Personnage de théâtre, d'opéra et de ballet

Suzanne

Dénomination : Suzanne
Genre : Femme
Occupation : Camériste, dame de compagnie ou domestique
Nationalité : Espagnole
Dates : XIXe siècle (XVIIIe siècle dans la pièce de théâtre originelle)
Lieu : Espagne
Sources : Les Noces de Figaro (1786), de Wolfgang Amadeus Mozart (opéra bouffe italien). Opéra inspiré de la pièce de théâtre française La Folle Journée, ou Le Mariage de Figaro  (1778) de Beaumarchais.
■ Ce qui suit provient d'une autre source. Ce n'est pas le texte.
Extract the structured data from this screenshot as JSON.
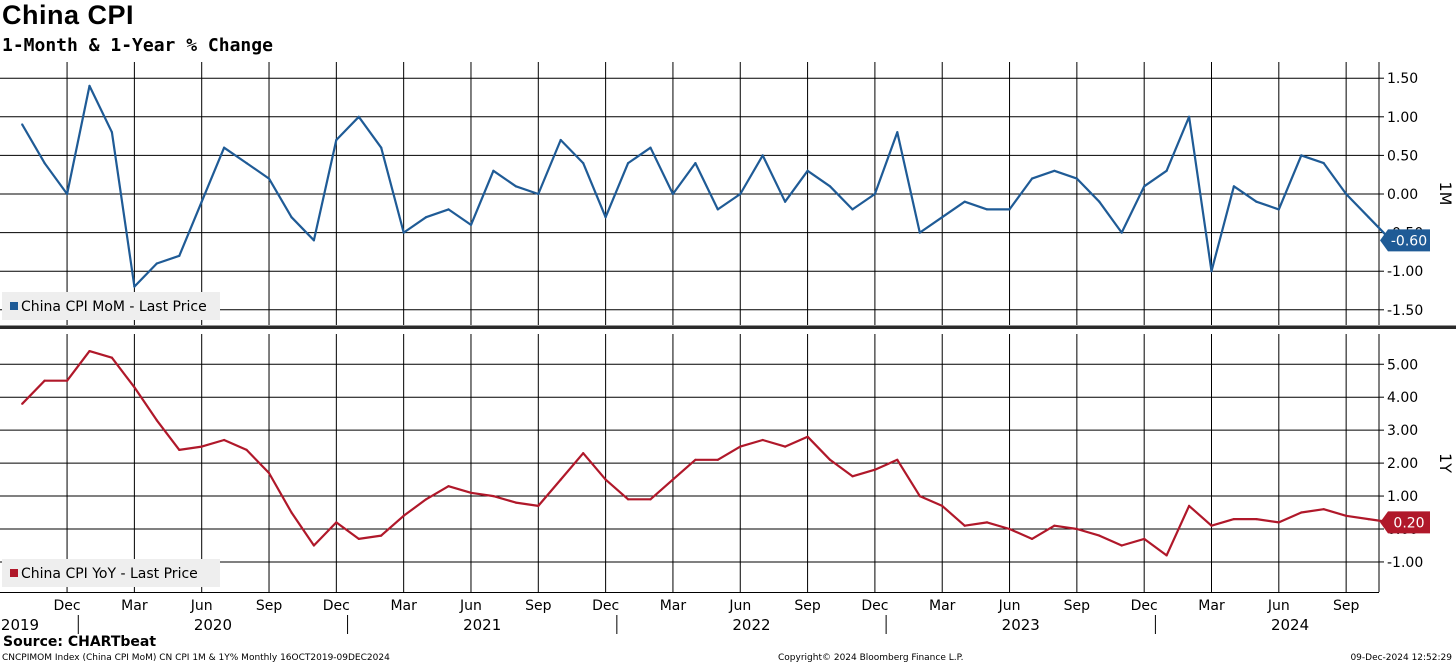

Identité du personnage qui harcèle : Comte Almaviva : noble, époux de la maîtresse de Suzanne
Résumé : Dans Les Noces de Figaro, on suit le comte Almaviva, son épouse et leurs domestiques respectifs, Figaro et Suzanne, qui préparent leurs noces. Dans cet opéra, suite du Barbier de Séville, c’est Almaviva qui devient harceleur : infidèle à sa femme, il « veut aussi tenter sa chance au château » et charge son maître de musique de « répéter chaque jour cette chanson » à Suzanne (I.1), précisant qu’il entend rétablir pour elle le droit de cuissage qu’il avait précédemment aboli. Le harcèlement sexuel est ici avéré, tant en raison de la répétition quotidienne que du caractère dégradant du chantage auquel est livrée Suzanne, sommée de céder au comte en raison de droits féodaux depuis longtemps tombés en désuétude. Dans l’acte III, Almaviva renverse la faute, accusant Suzanne de le faire languir à dessein, ce à quoi elle répond (III.1) : « Monsieur, une femme a toujours tout son temps pour dire oui ». Si c’est elle qui rappelle au comte les règles de la bienséance, Suzanne n’en est pas moins soumise à une double domination : femme dans une société patriarcale, elle est également simple domestique dans un monde régi par la société d’ordres. L’idée que Figaro puisse jouir d’une femme qui se refuse à lui exacerbe la fureur du comte, qui fulmine : « Verrai-je, alors que je soupire, l’un de mes serviteurs comblé ? Et faudra-t-il qu’il possède un bien que je désire en vain ? Verrai-je unie à un vil coquin par la main de l’amour celle qui en moi a éveillé une affection qu’elle ne ressent pas pour moi ? » (III.4). La résistance que lui oppose Suzanne, réduite à un simple « bien », n’est rien comparée à l’idée que l’un de ses serviteurs puisse jouir de celle qu’il ne parvient à séduire ni par ses promesses, ni par sa fortune. Cependant, la menace de rétablir les droits féodaux n’est jamais mise à exécution.
Pour aller plus loin : “#MeToo à l’opéra : auteurs et victimes de harcèlement sexuel dans les grands oeuvres du répertoire”, Caroline Giron-Panel

Rosina

Dénomination : Rosina, Ou Rosine
Genre : Femme
Occupation : Sans profession, noble
Nationalité : Espagnole
Dates : XIXe siècle (XVIIIe siècle dans la pièce de théâtre originelle)
Lieu : Espagne
Sources : Le Barbier de Séville (1816), de Gioachino Rossini (opéra-bouffe italien). Opéra inspiré de la pièce de théâtre française Le Barbier de Séville ou La Précaution inutile (1775) de Beaumarchais.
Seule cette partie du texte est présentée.